In den frühen Morgenstunden des Sonntag wurden gegen 5.30 Uhr Bewohner aus Fischbach und umliegenden Ortschaften durch Sirenengeheul aus dem Schlaf geschreckt. In dem Ortsteil von Ebern, brannten eine Scheune und zwei kleine Gartenhäuser in der Alten Bundesstraße. Die Ursache des Brandes steht noch nicht fest. Die Ermittlungen hierzu werden vom Fachkommissariat der Kriminalpolizei Schweinfurt übernommen. Vor Ort war zu hören, dass am Vorabend im Hofraum des Brandobjektes gegrillt oder offenes Feuer vorhanden war. Feuerwehr, Rettungsdienst und Polizei war mit einem Großaufgebot am Einsatzort. Die Polizei geht von einer Schadenssumme von etwa 50.000 Euro aus.
Weithin sichtbar, war die Rauchsäule, die am Brandort in den frühen Morgenhimmel stieg. Die Leitung am Brandort hatte Michael Wüstenberg, federführender Kommandant der Feuerwehr Ebern, der von Kreisbrandinspektor Thomas Habermann unterstützt wurde. "Den Brand hatten wir relativ schnell unter Kontrolle", sagte Wüstenberg, zu retten war aber nichts mehr. Unter den Einsatzkräften war auch der "höchste Feuerwehrmann" aus dem Stadtgebiet, 1. Bürgermeister Jürgen Hennemann. Wie Einsatzleiter Michael Wüstenberg sagte, brannte eine Scheune mit zwei kleinen Hütten. Als die Feuerwehr Eyrichshof eingetroffen sei, hätte sich die Scheune bereits im Vollbrand befunden. Bei der Brandbekämpfung sei vor allem Wert darauf gelegt worden, das angrenzende Wohnhaus zu sichern. Verletzte Personen hat es offensichtlich nicht gegeben, diese konnten rechtzeitig das Anwesen verlassen. Zum Einsatz kamen Kameraden mit Atemschutz und auch die Drehleiter der Feuerwehr Ebern. Wie Kreisbrandinspektor Thomas Habermann dazu ergänzte, seien sieben Feuerwehren mit 115 Mann im Einsatz. "Das Wohnhaus konnte gehalten werden, aber es muss noch abgeklärt werden, ob es wegen der Rauchentwicklung noch bewohnbar ist", sagte er. Es sei eine Gasflasche in einem Anbau vermutet worden, weshalb besonders Vorsicht geboten war. Das habe sich allerdings dann nicht bestätigt. Die Feuerwehr bildete unter Leitung von Michael Wüstenberg zwei Einsatzabschnitte. Der Abschnitt Wasserförderung wurde von Kreisbrandmeister Ralph Morgenroth (Untermerzbach) und der Abschnitt Brand vom Kommandanten der Feuerwehr Pfarrweisach, Sebastian Bock, geleitet. Vier Beamte der Polizeiinspektion Ebern nahmen erste Ermittlungen am Brandort auf. Im Anwesen neben dem Brandort hätten sich neben anderen Bewohnern auch sieben Asylsuchende befunden, ausgegangen war man von 35. Die Wasserversorgung wurde vom Fischbacher See und aus Hydranten gesichert. Sieben Atemschutzträger kamen zum Einsatz.

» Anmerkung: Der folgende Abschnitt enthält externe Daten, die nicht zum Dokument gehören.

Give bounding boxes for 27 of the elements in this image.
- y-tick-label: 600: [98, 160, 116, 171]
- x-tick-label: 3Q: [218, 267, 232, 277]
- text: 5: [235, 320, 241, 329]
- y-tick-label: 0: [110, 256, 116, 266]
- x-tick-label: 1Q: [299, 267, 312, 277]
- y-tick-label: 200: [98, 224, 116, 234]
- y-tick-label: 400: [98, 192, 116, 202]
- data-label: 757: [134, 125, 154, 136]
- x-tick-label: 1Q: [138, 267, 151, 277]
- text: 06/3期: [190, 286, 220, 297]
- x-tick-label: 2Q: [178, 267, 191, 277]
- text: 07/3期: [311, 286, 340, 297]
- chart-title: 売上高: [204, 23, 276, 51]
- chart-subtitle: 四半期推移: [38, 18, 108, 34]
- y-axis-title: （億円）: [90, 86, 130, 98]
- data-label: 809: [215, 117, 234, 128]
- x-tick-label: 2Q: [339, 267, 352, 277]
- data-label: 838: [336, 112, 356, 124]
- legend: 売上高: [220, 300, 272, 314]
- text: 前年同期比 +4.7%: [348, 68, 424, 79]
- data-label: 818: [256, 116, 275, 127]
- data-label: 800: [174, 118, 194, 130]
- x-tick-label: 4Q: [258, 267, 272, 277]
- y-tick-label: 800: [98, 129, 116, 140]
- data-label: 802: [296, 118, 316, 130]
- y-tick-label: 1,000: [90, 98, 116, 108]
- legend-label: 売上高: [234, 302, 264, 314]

BRK-Einsatzleiter Jürgen Geisel erläuterte, dass das BRK mit zwei Krankentransportwagen und zwei Rettungswagen vor Ort sei. "Wir haben 25 Kräfte im Einsatz", sagt er. 24 Personen würden vom BRK betreut, Asylsuchende und andere Anwohner. Alarmiert und vor Ort waren die Schnelleinsatzgruppe Betreuung (SEG) aus den Haßbergen und eine aus Coburg. Die alte Scheune und Anbau brannten bis auf die Grundmauern nieder. Die Ortsdurchfahrt von Fischbach war komplett gesperrt und die Sperrung wird wohl noch andauern. Die Bewohner des benachbarten Anwesens werden noch einige Zeit nicht in ihre Wohnungen können, da Gebäudeteile noch abgerissen werden müssen. Anhaltspunkte für eine vorsätzliche Brandlegung gebe es vorerst nicht, teilt die Polizei mit.